A corporation (“ENMAX”) that was wholly-owned by the City of Calgary and thus, exempt from income tax, made a subordinated loan of $497M with a term of 10 years and bearing interest at 11.5% per annum to an electricity-distributing wholly-owned subsidiary of ENMAX (“Energy”), and made two similar loans for $309M and $59M bearing interest at 10.3% and 9.9%, respectively, to a subsidiary of Energy (“PSA”) to fund its acquisition of rights to power. Energy and PSA were required by s. 147(3) of the Utilities Act (Alberta) to make “Balancing Pool Payments” (for the ultimate benefit of Alberta energy consumers) equal to the federal and Alberta income tax for which they would have been liable had they not been exempt from income tax. The Alberta Minister of Finance reassessed Energy’s and PSA”s calculation of their Balancing Pool Payments on the basis that the reasonable rate of interest required by s. 20(1)(c)(i)) on the above loans was 5.42%, 5.26%, and 5.24%, respectively.
After indicating (at para. 74) that the Legislature had incorporated the ITA regime “in pursuit of a specific goal: competitive equivalency between municipally-owned and non-municipally-owned companies,” and noting (at para. 77) that “in marked contrast to the ordinary situation under the ITA where a parent has loaned money to a subsidiary” under which “the interest deductible by the subsidiary is brought into income by the parent,” the Court stated (at para. 79) that:
What is reasonable for purposes of calculating taxable income is not necessarily reasonable for purposes of calculating a required Balancing Pool Payment.
Then turning to the reasonableness test under s. 20(1)(c)(i), the Court stated (at paras. 99, 103):
An arm’s length assessment constitutes a necessary proxy for the reasonableness of the interest deduction. …
A parent of a municipal entity is not entitled to gain an advantage over its private competitors by arranging its subsidiaries’ affairs in a way that causes a hypothetical arm’s length loan to appear riskier than it would have been had any reasonable municipal entity actually gone into the market to borrow the funds.
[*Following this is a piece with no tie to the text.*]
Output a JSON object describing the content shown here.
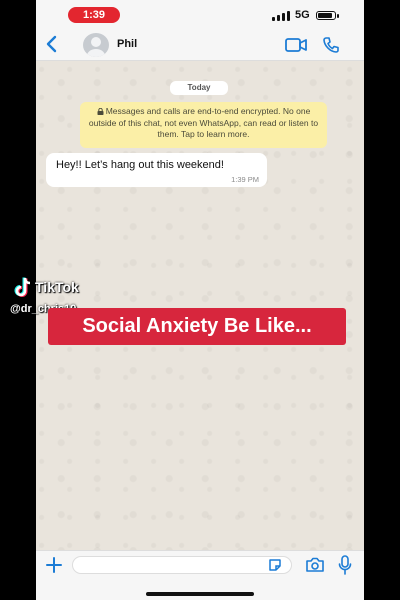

Hence the need under the Balancing Pool Payments regime to ensure that the structure of the loan transaction is also objectively reasonable to the extent it would affect a market interest rate.
In accepting the view of the Minister’s experts that the interest rate on a hypothetical arm’s length loan to Energy or PSA would reflect implicit credit support from ENMAX, the Court noted (at para. 113) that “ENMAX would hardly stand idly by while subsidiaries that represented at least half of its net income were forced into insolvency or into the sale of key assets,” and (at para. 116):
[A]ny third party lender would look at the entire corporate structure and see that ENMAX’s viability could not be separated from that of its subsidiaries. An external lender would therefore assume implicit parental support.